In eukaryoten zijn de genen die aanleiding geven tot dit type RNA georganiseerd in een gebied van de kern dat de nucleolus wordt genoemd. RNA-typen worden meestal geclassificeerd op basis van hun gedrag bij sedimentatie, daarom worden ze vergezeld van de letter S voor "Svedberg-eenheden".

Artikel index

  • 1 soorten
    • 1.1 Svedberg-eenheden
    • 1.2 Prokaryoten
    • 1.3 Eukaryoten
  • 2 Hoe wordt het gesynthetiseerd?
    • 2.1 Locatie van genen
    • 2.2 Begin van transcriptie
    • 2.3 Verlenging en einde van transcriptie
    • 2.4 Post-transcriptionele wijzigingen
  • 3 Structuur
  • 4 functies
  • 5 Toepasselijkheid
  • 6 Evolutie
  • 7 referenties

Types

Een van de meest opvallende verschillen tussen eukaryote en prokaryote lijnen is de samenstelling van het ribosomale RNA dat hun ribosomen vormt.
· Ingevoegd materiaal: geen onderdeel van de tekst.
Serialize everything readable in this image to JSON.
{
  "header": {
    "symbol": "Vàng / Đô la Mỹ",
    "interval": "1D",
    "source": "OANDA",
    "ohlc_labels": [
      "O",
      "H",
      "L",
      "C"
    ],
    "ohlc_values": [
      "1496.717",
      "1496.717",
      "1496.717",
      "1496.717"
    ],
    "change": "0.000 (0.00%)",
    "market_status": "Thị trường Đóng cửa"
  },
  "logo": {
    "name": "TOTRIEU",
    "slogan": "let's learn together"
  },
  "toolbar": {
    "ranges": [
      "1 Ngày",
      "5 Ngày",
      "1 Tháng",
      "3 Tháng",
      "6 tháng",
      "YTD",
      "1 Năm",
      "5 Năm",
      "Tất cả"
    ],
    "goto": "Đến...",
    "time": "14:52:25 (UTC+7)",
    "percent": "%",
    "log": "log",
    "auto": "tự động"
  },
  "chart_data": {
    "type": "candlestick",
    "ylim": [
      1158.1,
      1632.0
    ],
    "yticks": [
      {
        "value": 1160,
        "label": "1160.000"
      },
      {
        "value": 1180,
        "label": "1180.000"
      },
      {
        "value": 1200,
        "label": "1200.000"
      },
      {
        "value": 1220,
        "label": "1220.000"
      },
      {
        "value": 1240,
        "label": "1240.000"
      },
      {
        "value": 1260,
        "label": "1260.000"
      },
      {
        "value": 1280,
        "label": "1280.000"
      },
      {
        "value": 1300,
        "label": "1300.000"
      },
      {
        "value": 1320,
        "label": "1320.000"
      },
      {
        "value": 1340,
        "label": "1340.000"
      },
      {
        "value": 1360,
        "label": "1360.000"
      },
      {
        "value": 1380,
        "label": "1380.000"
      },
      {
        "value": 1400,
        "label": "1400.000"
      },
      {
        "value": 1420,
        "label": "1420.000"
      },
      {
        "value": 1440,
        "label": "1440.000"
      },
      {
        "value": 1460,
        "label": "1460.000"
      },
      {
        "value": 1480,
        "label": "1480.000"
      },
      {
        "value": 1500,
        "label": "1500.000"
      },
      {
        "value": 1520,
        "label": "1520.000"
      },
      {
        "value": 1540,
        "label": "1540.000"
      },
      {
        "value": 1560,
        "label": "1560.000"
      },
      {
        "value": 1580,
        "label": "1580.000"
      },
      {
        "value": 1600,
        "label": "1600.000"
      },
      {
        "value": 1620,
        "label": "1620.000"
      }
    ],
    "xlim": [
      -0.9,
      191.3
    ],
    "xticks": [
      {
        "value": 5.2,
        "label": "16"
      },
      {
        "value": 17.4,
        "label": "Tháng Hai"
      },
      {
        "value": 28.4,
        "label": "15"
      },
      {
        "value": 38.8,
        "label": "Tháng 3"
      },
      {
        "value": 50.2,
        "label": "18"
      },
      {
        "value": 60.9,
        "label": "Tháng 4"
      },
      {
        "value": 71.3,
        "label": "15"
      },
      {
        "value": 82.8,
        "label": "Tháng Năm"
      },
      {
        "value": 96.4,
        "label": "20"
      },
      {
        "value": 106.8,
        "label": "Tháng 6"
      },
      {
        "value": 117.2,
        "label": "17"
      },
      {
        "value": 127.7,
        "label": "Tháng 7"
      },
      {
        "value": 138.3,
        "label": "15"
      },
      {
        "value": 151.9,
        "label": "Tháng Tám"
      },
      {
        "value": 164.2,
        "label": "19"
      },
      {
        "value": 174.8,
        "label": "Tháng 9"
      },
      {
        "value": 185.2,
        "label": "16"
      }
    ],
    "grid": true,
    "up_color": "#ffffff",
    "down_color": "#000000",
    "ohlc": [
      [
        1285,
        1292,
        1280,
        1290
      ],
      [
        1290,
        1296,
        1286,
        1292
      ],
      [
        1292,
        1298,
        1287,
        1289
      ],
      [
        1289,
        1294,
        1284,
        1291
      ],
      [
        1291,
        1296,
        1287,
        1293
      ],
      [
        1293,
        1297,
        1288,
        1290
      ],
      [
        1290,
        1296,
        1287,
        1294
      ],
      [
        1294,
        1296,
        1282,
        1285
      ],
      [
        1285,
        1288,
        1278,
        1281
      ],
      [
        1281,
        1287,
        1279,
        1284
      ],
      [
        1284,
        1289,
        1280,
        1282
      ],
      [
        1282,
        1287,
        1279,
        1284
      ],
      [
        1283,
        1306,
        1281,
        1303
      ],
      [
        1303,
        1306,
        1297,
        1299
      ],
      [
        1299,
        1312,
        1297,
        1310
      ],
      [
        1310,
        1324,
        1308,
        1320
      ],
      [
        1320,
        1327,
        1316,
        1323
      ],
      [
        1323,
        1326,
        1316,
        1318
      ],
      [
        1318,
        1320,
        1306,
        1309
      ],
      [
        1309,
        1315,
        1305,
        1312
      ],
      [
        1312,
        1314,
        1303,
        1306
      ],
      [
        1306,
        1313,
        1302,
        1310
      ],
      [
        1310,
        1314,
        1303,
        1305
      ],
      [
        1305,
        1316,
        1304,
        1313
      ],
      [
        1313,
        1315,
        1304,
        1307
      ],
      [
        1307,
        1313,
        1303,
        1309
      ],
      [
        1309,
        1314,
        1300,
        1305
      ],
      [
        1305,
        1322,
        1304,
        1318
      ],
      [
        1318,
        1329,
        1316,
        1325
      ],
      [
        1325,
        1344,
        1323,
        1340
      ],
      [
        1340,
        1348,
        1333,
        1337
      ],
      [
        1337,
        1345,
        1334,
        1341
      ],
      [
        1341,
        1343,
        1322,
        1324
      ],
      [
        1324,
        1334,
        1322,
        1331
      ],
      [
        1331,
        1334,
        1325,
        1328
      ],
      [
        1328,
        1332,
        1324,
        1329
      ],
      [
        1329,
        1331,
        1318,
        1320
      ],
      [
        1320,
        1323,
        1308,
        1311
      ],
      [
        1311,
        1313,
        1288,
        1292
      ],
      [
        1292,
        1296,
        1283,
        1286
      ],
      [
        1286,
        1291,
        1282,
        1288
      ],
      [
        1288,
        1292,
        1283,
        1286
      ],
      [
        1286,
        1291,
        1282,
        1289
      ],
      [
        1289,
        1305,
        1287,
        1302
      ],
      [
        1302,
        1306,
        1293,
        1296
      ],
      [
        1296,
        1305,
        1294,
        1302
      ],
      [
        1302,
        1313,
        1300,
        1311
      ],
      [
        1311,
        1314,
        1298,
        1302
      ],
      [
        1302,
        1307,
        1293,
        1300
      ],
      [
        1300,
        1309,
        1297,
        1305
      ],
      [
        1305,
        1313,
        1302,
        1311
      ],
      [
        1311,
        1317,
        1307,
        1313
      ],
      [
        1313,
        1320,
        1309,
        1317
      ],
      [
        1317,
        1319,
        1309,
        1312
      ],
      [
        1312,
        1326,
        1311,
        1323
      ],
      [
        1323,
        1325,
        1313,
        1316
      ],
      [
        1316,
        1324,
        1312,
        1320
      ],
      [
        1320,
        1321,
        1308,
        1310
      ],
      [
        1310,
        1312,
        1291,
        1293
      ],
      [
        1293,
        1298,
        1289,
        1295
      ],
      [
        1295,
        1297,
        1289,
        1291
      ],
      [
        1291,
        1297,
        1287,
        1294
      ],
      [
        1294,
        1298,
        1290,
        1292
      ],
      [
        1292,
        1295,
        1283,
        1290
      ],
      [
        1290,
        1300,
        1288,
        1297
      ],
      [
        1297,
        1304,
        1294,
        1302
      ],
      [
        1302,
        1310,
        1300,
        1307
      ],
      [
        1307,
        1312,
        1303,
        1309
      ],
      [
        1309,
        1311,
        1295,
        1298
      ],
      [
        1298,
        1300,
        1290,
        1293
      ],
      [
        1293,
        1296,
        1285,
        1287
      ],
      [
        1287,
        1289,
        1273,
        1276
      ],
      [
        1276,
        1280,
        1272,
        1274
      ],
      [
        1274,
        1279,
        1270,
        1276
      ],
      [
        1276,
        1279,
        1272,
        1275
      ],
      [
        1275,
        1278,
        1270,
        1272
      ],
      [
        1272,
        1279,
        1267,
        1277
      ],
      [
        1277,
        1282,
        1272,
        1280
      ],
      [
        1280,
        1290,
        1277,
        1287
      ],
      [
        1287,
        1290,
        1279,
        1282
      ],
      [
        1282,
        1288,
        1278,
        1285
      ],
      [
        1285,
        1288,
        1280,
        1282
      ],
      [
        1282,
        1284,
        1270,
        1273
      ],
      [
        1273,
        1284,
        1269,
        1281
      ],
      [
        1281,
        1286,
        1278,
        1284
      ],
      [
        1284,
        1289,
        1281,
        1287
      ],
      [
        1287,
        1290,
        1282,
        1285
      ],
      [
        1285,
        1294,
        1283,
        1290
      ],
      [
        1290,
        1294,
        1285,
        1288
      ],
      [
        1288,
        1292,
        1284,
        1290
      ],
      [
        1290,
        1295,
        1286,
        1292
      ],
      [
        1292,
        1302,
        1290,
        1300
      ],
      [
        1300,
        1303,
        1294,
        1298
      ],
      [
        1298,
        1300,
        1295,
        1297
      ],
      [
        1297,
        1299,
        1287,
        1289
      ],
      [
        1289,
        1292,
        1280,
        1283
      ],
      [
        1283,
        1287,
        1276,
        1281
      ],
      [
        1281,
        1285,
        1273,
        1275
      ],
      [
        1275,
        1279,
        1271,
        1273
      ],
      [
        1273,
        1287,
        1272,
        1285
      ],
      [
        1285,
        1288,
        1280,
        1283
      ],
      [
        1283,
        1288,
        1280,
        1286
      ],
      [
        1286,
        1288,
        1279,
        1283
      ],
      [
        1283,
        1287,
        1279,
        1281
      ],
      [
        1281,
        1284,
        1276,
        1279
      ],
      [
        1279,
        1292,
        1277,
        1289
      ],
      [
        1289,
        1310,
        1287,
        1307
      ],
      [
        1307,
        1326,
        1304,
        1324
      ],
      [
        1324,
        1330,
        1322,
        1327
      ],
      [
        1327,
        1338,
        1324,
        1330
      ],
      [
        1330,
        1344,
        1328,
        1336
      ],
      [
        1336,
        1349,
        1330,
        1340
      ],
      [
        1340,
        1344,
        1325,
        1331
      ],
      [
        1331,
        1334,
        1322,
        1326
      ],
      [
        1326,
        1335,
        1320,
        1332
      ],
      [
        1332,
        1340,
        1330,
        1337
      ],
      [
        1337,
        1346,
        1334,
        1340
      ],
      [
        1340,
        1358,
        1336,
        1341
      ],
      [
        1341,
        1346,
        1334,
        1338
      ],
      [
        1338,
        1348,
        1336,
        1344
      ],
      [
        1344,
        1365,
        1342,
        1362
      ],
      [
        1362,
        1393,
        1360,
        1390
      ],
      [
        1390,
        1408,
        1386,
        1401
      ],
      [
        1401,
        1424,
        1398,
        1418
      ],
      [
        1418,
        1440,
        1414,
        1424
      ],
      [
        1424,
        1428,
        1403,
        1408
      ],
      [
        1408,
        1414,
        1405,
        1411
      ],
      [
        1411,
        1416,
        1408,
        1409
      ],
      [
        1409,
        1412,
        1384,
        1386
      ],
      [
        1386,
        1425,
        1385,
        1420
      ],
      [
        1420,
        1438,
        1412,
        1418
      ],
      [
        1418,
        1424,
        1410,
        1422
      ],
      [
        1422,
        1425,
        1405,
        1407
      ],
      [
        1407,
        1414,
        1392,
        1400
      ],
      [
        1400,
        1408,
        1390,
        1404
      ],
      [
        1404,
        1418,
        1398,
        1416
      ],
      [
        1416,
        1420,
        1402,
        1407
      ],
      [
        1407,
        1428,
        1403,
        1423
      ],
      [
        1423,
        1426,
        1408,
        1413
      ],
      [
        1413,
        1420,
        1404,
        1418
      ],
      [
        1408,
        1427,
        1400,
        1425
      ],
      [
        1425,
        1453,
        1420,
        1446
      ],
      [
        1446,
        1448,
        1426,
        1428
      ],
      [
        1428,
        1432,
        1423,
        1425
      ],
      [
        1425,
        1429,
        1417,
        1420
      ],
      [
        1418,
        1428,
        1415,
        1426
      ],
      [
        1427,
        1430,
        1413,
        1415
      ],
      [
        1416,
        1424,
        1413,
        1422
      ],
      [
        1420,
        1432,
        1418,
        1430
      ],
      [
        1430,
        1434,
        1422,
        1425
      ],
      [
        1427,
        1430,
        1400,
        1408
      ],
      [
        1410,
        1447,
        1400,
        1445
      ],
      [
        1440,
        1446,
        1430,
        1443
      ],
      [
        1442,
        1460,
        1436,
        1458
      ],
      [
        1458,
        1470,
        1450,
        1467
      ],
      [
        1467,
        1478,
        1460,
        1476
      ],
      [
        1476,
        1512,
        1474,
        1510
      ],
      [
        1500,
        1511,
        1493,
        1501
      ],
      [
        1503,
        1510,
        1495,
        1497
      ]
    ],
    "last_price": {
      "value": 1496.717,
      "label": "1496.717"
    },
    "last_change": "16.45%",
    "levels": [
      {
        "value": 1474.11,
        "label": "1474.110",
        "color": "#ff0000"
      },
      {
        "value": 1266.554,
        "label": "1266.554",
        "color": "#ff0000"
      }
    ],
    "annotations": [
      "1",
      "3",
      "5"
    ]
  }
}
Prokaryoten hebben kleinere ribosomen, terwijl ribosomen in eukaryoten groter zijn.

Ribosomen zijn onderverdeeld in grote en kleine subeenheden. Het kleine bevat een enkel ribosomaal RNA-molecuul, terwijl het grote een groter molecuul en twee kleinere bevat, in het geval van eukaryoten..

Het kleinste ribosomale RNA in bacteriën kan 1.500 tot 3.000 nucleotiden zijn. Bij mensen bereikt ribosomaal RNA grotere lengtes, tussen 1800 en 5000 nucleotiden.

Ribosomen zijn de fysieke entiteiten waar eiwitsynthese plaatsvindt. Ze zijn samengesteld uit ongeveer 60% ribosomaal RNA. De rest zijn eiwitten.

Svedberg-eenheden

Historisch gezien wordt ribosomaal RNA geïdentificeerd door de sedimentatiecoëfficiënt van gesuspendeerde deeltjes die onder standaardomstandigheden worden gecentrifugeerd, wat wordt aangeduid met de letter S voor "Svedberg-eenheden"..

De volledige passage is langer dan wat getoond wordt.